Again, we also bootstrapped these values to estimate confidence intervals, which confirmed that Google’s inflation is statistically robust ([35.9, 38.3]), while OpenAI’s effect is nearly indistinguishable from zero (CI spans –1.9 to +1.8). Anthropic’s (CI [–8.3, –6.7]) and Qwen’s (CI [–8.2, –2.9]) negative deltas were also consistent, indicating they are reliably harsher on themselves.
The key takeaway: only the Google evaluator demonstrates self-evaluation inflation and bias.
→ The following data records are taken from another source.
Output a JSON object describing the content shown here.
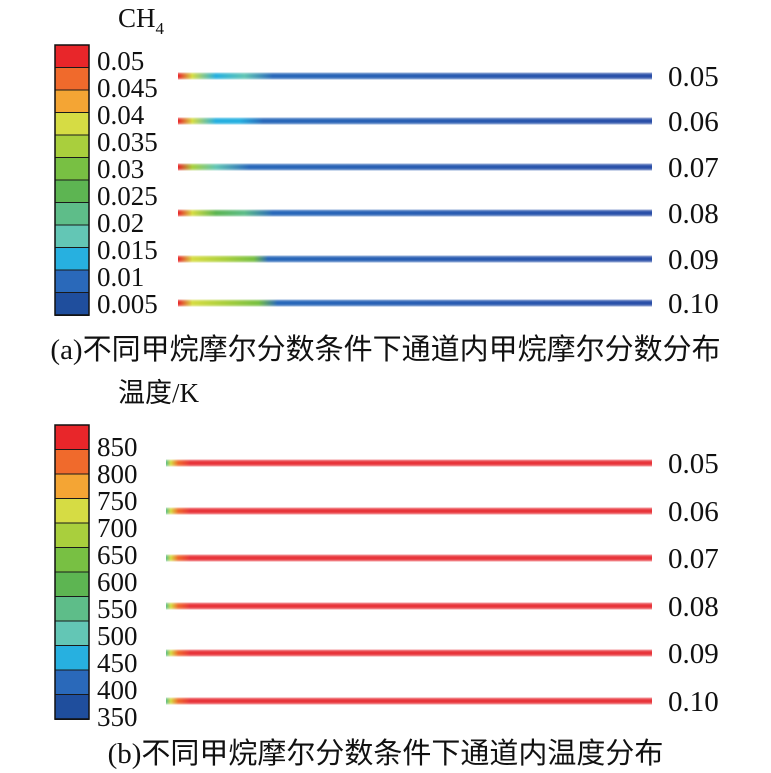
{
  "panels": [
    {
      "legend_title": "CH",
      "legend_title_sub": "4",
      "legend_labels": [
        "0.05",
        "0.045",
        "0.04",
        "0.035",
        "0.03",
        "0.025",
        "0.02",
        "0.015",
        "0.01",
        "0.005"
      ],
      "colorbar": [
        "#e8262a",
        "#f06a2c",
        "#f4a534",
        "#d6dc44",
        "#a9cf3d",
        "#78c043",
        "#5db552",
        "#5ebd89",
        "#63c6b5",
        "#27b0e0",
        "#2a69ba",
        "#1f4e9d"
      ],
      "row_labels": [
        "0.05",
        "0.06",
        "0.07",
        "0.08",
        "0.09",
        "0.10"
      ],
      "channel_color": "#2b4fa8",
      "caption": "(a)不同甲烷摩尔分数条件下通道内甲烷摩尔分数分布"
    },
    {
      "legend_title": "温度/K",
      "legend_labels": [
        "850",
        "800",
        "750",
        "700",
        "650",
        "600",
        "550",
        "500",
        "450",
        "400",
        "350"
      ],
      "colorbar": [
        "#e8262a",
        "#f06a2c",
        "#f4a534",
        "#d6dc44",
        "#a9cf3d",
        "#78c043",
        "#5db552",
        "#5ebd89",
        "#63c6b5",
        "#27b0e0",
        "#2a69ba",
        "#1f4e9d"
      ],
      "row_labels": [
        "0.05",
        "0.06",
        "0.07",
        "0.08",
        "0.09",
        "0.10"
      ],
      "channel_color": "#e8353b",
      "caption": "(b)不同甲烷摩尔分数条件下通道内温度分布"
    }
  ]
}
So Is There Self-Evaluation Bias?
Taken together, the two tests show that all evaluators tend to rate their own outputs higher when judged on their internal scales (Test 1). However, once scores were calibrated against human ground truth (Test 2), only Google continued to display a clear self-evaluation bias.
Agent Model Consistency
Consistency, in this context, referred to how stable an agent’s scores were across repeated trials with different evaluators. In other words, if we asked multiple evaluators to score the same agent several times, did those scores cluster tightly or did they vary widely?
To assess this, we measured how much the evaluator-assigned scores for each model deviated from the human-judged baseline. Models whose scores stayed closer to the human benchmark across trials were considered more consistent. We also report the standard deviation (σ) of these deviations as a direct measure of variability.
Despite some variability across evaluators, Anthropic came out as the most robust model for this agent. The average values of its evaluations were consistently scored within 10% of the human baseline by every evaluator. This is in contrast to the relatively high variability we see from the Google evaluator on the Anthropic agent (σ = 5.3).
This high degree of reliability and alignment suggests that Anthropic’s performance remains relatively consistent across different evaluators, positioning it as a reasonably dependable choice when building agents.
Limitations
This experiment came with a few limitations worth noting:
- The dataset was intentionally small (50 queries), so the results should be viewed as directional rather than conclusive. We applied bootstrapping to estimate confidence intervals and reduce sensitivity to the limited sample.
- The evaluation rubric emphasized orchestration quality, which means other important dimensions like creativity, style, or long-term user satisfaction were not captured.
- Even with human labels included for reference, judgments are still subjective and may reflect bias.
Conclusion
Altogether, this was a study designed to surface patterns, not a full benchmark. However, hopefully it’s useful in guiding your own testing and experimentation!